When determining which RAID level to use, OLTP vs. OLAP is going to be the deciding factor: Write vs. Read. True OLTP SQL Server setups will be a primary write situation. In a lot of cases, however, what is thought to be OLTP in reality has more read actions occurring than assumed. When possible with existing installations, monitoring these write and read events with performance monitor before deciding which events are more predominant on the disks will assist in making the right decision on RAID levels.
Kendal Van Dyke did a deep dive look into performance between the RAID levels in 2009. This test case and results can still be used as a guideline.
When RAID levels are chosen, testing the performance before actually using your disk is the next step. SQLIO and SQLIOSim (X64 and X86) are available to test the performance of the disks. These tools allow heavy loads to be placed on the disk and return relatively accurate results on how well the disk performed during file activity. With the results, disks can be re-aligned and reconfigured as needed. It’s a bad practice to assume your disks are configured correctly and will perform without testing them beforehand. Performance problems with I/O are much more difficult to fix after databases are actively using them.
Space Considerations
Each file that is part of the SQL Server installation requires specific space considerations. Although the term of, “Disk is Cheap” is true, a lot of teams still have difficulty requesting additional disk simply to have it available for future expansion. There is a need for DBA teams to make a sound case for the expense. Teams can do that by outlining the possible growth of each specific file.
Log file sizing is can be done, in an extreme generalization, by determining the largest table (or Clustered Index) that exists on the database and doubling it. This prevents growth concerns with the logs while index maintenance is being performed. Further considerations for normal import operations can also factor into sizing log files. This is can prove to be useful in determining the amount of disk to request to support log files.

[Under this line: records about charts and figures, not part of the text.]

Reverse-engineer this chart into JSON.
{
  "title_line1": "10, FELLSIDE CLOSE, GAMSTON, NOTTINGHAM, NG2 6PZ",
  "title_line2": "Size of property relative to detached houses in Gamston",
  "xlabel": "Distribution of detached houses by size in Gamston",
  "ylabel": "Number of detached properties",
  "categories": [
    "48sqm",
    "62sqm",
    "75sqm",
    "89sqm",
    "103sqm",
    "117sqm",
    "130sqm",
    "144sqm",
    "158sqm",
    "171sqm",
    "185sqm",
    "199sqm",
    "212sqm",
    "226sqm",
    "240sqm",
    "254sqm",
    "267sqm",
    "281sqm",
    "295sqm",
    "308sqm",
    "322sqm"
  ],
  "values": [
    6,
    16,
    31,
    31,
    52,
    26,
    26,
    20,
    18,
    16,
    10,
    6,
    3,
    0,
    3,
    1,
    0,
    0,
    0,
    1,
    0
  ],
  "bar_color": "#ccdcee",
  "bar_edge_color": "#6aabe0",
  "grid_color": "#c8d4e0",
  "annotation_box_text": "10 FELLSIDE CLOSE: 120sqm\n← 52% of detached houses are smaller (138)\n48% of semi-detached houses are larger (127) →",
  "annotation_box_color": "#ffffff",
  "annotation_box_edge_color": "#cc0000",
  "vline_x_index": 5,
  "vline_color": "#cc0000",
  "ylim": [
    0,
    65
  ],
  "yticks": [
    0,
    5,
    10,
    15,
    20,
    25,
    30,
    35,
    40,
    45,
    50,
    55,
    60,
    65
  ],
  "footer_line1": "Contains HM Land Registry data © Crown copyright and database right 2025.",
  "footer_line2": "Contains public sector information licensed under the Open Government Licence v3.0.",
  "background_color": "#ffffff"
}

Data files have an initial size and then the actual space being utilized. The use of a percentage of free space is to prevent performance-hindering growth events. When determining the amount of disk required for data files, take into account the space used and then space free that would be ideal. Factor in normal data growth and future expansion needs. If the SQL Server installation is new, a generally sound request is to double the data size, with an open-ended size needed. Once the installation is in production, monitor the daily growth to determine exactly what may be the potential growth over the next 3 years. Base this potential growth on how much disk is required.